The China Syndrome - totalitarian governments can just set their currency value by decree

China's central planners are simply taking advantage of America's kind ways, free enterprise system, and ridiculous trade policies.  They have dictated by government decree what the exchange rate will be between their currency (RMB or yuan) and the US dollar.  China has vastly undervalued their currency so they can sell to us, and we can not sell to them.  China is a communist, totalitarian government that strictly controls who, where, why, when, and the amount of all currency exchanges. 

For comparison, the euro and the US dollar has their value set by the international markets.  Both currencies are freely traded.  If the euro gets high, then traders sell the euro and buy the dollar which has the effect of lowering the value of the euro.
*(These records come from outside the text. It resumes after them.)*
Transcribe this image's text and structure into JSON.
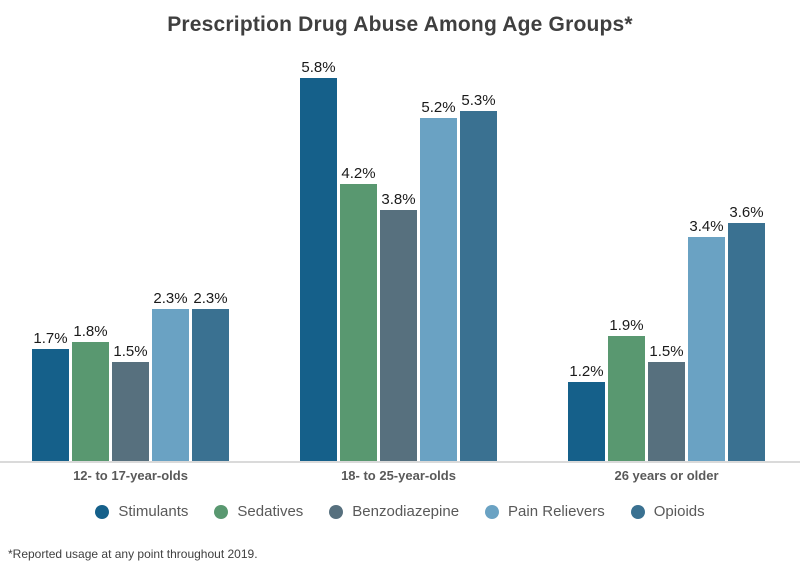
{
  "title": "Prescription Drug Abuse Among Age Groups*",
  "footnote": "*Reported usage at any point throughout 2019.",
  "axis_line_color": "#dadada",
  "chart_data": {
    "type": "bar",
    "title": "Prescription Drug Abuse Among Age Groups*",
    "categories": [
      "12- to 17-year-olds",
      "18- to 25-year-olds",
      "26 years or older"
    ],
    "series": [
      {
        "name": "Stimulants",
        "color": "#15608a",
        "values": [
          1.7,
          5.8,
          1.2
        ]
      },
      {
        "name": "Sedatives",
        "color": "#599870",
        "values": [
          1.8,
          4.2,
          1.9
        ]
      },
      {
        "name": "Benzodiazepine",
        "color": "#57707e",
        "values": [
          1.5,
          3.8,
          1.5
        ]
      },
      {
        "name": "Pain Relievers",
        "color": "#6aa2c3",
        "values": [
          2.3,
          5.2,
          3.4
        ]
      },
      {
        "name": "Opioids",
        "color": "#3a7191",
        "values": [
          2.3,
          5.3,
          3.6
        ]
      }
    ],
    "value_suffix": "%",
    "data_labels": true,
    "xlabel": "",
    "ylabel": "",
    "ylim": [
      0,
      6.2
    ],
    "grid": false,
    "y_axis_visible": false,
    "legend_position": "bottom"
  }
}
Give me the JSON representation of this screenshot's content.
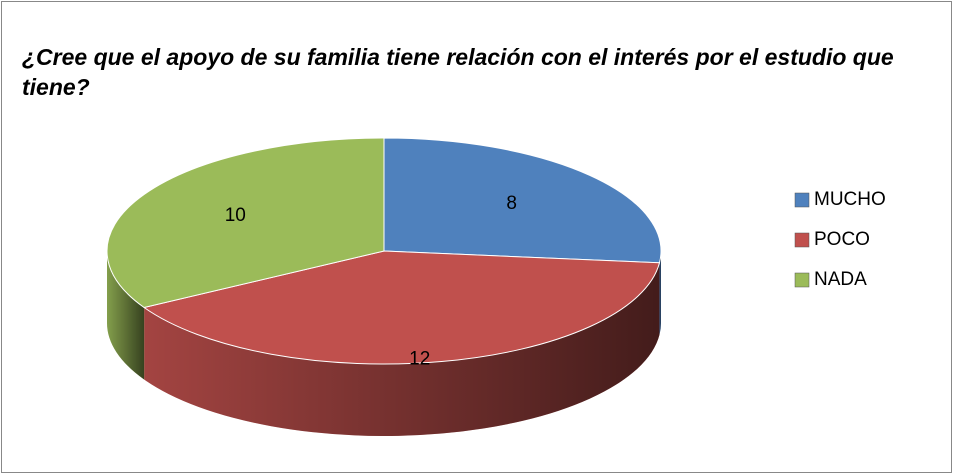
{
  "chart_data": {
    "type": "pie",
    "title": "¿Cree que el apoyo de su familia tiene relación con el interés por el estudio que tiene?",
    "categories": [
      "MUCHO",
      "POCO",
      "NADA"
    ],
    "values": [
      8,
      12,
      10
    ],
    "colors": [
      "#4f81bd",
      "#c0504d",
      "#9bbb59"
    ],
    "legend": "right"
  }
}
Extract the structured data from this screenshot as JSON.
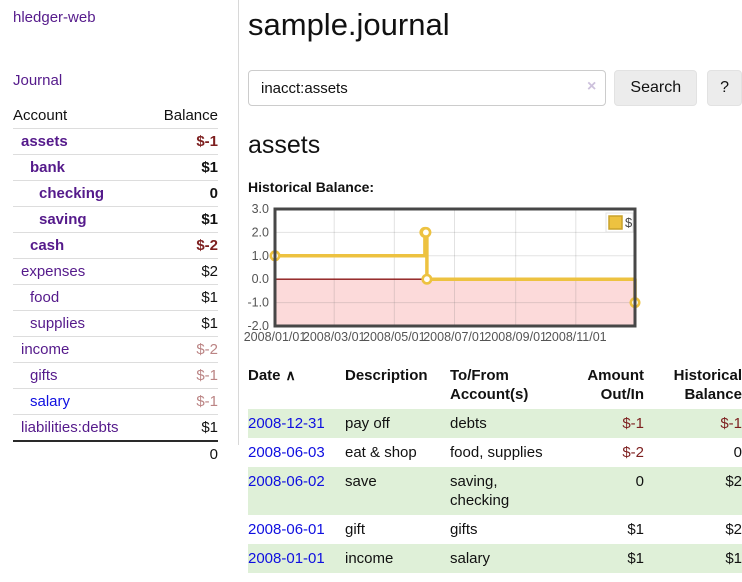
{
  "app": {
    "title": "hledger-web",
    "nav": {
      "journal": "Journal"
    }
  },
  "sidebar": {
    "headers": [
      "Account",
      "Balance"
    ],
    "rows": [
      {
        "account": "assets",
        "balance": "$-1",
        "indent": 0,
        "bold": true,
        "balance_style": "neg-strong",
        "link_style": ""
      },
      {
        "account": "bank",
        "balance": "$1",
        "indent": 1,
        "bold": true,
        "balance_style": "",
        "link_style": ""
      },
      {
        "account": "checking",
        "balance": "0",
        "indent": 2,
        "bold": true,
        "balance_style": "",
        "link_style": ""
      },
      {
        "account": "saving",
        "balance": "$1",
        "indent": 2,
        "bold": true,
        "balance_style": "",
        "link_style": ""
      },
      {
        "account": "cash",
        "balance": "$-2",
        "indent": 1,
        "bold": true,
        "balance_style": "neg-strong",
        "link_style": ""
      },
      {
        "account": "expenses",
        "balance": "$2",
        "indent": 0,
        "bold": false,
        "balance_style": "",
        "link_style": ""
      },
      {
        "account": "food",
        "balance": "$1",
        "indent": 1,
        "bold": false,
        "balance_style": "",
        "link_style": ""
      },
      {
        "account": "supplies",
        "balance": "$1",
        "indent": 1,
        "bold": false,
        "balance_style": "",
        "link_style": ""
      },
      {
        "account": "income",
        "balance": "$-2",
        "indent": 0,
        "bold": false,
        "balance_style": "neg-muted",
        "link_style": ""
      },
      {
        "account": "gifts",
        "balance": "$-1",
        "indent": 1,
        "bold": false,
        "balance_style": "neg-muted",
        "link_style": ""
      },
      {
        "account": "salary",
        "balance": "$-1",
        "indent": 1,
        "bold": false,
        "balance_style": "neg-muted",
        "link_style": "blue"
      },
      {
        "account": "liabilities:debts",
        "balance": "$1",
        "indent": 0,
        "bold": false,
        "balance_style": "",
        "link_style": ""
      }
    ],
    "total": "0"
  },
  "main": {
    "title": "sample.journal",
    "search": {
      "value": "inacct:assets",
      "clear_icon": "×",
      "search_label": "Search",
      "help_label": "?"
    },
    "account_heading": "assets",
    "chart_title": "Historical Balance:"
  },
  "chart_data": {
    "type": "line",
    "step": true,
    "title": "Historical Balance",
    "series": [
      {
        "name": "$",
        "color": "#edc240",
        "points": [
          [
            "2008-01-01",
            1
          ],
          [
            "2008-06-01",
            2
          ],
          [
            "2008-06-02",
            2
          ],
          [
            "2008-06-03",
            0
          ],
          [
            "2008-12-31",
            -1
          ]
        ]
      }
    ],
    "ylim": [
      -2,
      3
    ],
    "yticks": [
      "3.0",
      "2.0",
      "1.0",
      "0.0",
      "-1.0",
      "-2.0"
    ],
    "xticks": [
      "2008/01/01",
      "2008/03/01",
      "2008/05/01",
      "2008/07/01",
      "2008/09/01",
      "2008/11/01"
    ],
    "legend_position": "top-right",
    "grid": true,
    "colors": {
      "plot_border": "#474747",
      "gridline": "rgba(110,110,110,0.20)",
      "negative_region": "#fcdada",
      "zero_line": "#8b1717",
      "axis_text": "#545454",
      "point_fill": "#fffefa"
    }
  },
  "register": {
    "sort_icon": "∧",
    "headers": [
      "Date",
      "Description",
      "To/From Account(s)",
      "Amount Out/In",
      "Historical Balance"
    ],
    "rows": [
      {
        "date": "2008-12-31",
        "description": "pay off",
        "accounts": "debts",
        "amount": "$-1",
        "balance": "$-1"
      },
      {
        "date": "2008-06-03",
        "description": "eat & shop",
        "accounts": "food, supplies",
        "amount": "$-2",
        "balance": "0"
      },
      {
        "date": "2008-06-02",
        "description": "save",
        "accounts": "saving, checking",
        "amount": "0",
        "balance": "$2"
      },
      {
        "date": "2008-06-01",
        "description": "gift",
        "accounts": "gifts",
        "amount": "$1",
        "balance": "$2"
      },
      {
        "date": "2008-01-01",
        "description": "income",
        "accounts": "salary",
        "amount": "$1",
        "balance": "$1"
      }
    ]
  }
}
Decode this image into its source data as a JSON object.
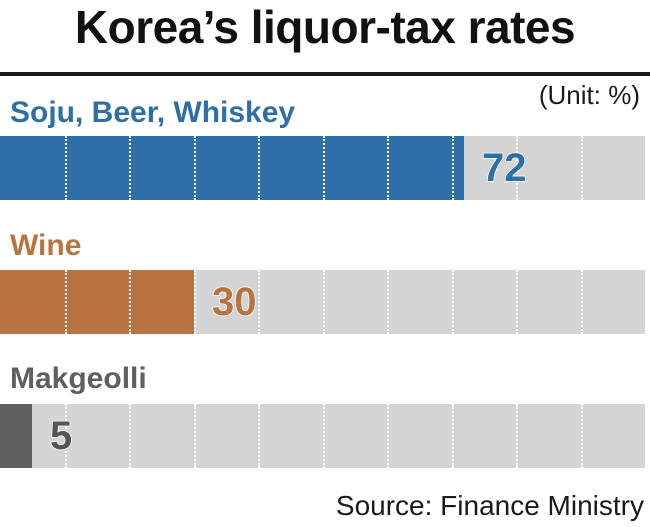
{
  "title": "Korea’s liquor-tax rates",
  "unit": "(Unit: %)",
  "source": "Source: Finance Ministry",
  "chart_data": {
    "type": "bar",
    "orientation": "horizontal",
    "title": "Korea’s liquor-tax rates",
    "categories": [
      "Soju, Beer, Whiskey",
      "Wine",
      "Makgeolli"
    ],
    "values": [
      72,
      30,
      5
    ],
    "xlim": [
      0,
      100
    ],
    "colors": [
      "#2e6fa5",
      "#b87440",
      "#5f5f60"
    ],
    "track_color": "#d4d4d4",
    "grid": true,
    "unit": "%"
  }
}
The US sells goods to Europe, and Europe sells goods to the US.  Both benefit from the trade, and consumers on both sides of the ocean get a better variety of goods.

What would happen if the euro was suddenly lowered to half value by government decree?  Lets say, for example, the euro and dollar are equal in value ($1 =  € 1), and all is fine.   Lets also say that Europe was communist, and the central planners lowered the value of their currency so $1 =  € 2.  All of a sudden a $1 widget made in the US and exported to Europe now costs € 2, which is too expensive since the locally made widget only costs € 1.  All of a sudden, a  € 1 widget made in Europe costs only $0.50 when purchased in the US, which is now a terrific value and is snapped up by American consumers since the locally made widgets costs $1.  In other words, in this fictitious scenario, Europe could sell to the US, but the US could not sell to Europe.

Why does the US government let the Chinese central planners take advantage of us?  China should try to increase their standard of living, but not at our expense.  Wealth is not a zero sum game.  Wealth can be gained without taking it from another country. 

Our industry and manufacturing is closing at a record pace while China is building monster factories at a record pace.

                                                The Solution

The solution is obvious.  China has effectively placed at 100% tariff on imported goods from the United States and subsidized their exports by setting the value of their currency at half of what it should be by decree.  Our bargaining chip to lower their 100% tariff is to place a 100% tariff on Chinese imports until they value their currency fairly by allowing the yuan to trade on the world currency markets.  China would complain to the World Trade Organization (WTO), but who needs an organization that institutionalizes massive US trade deficits, guarantees the demise of American manufacturing and therefore puts our country on a path toward poverty?  The United States joined the WTO with a politician's signature, and the US can resign from the WTO with a politician's signature.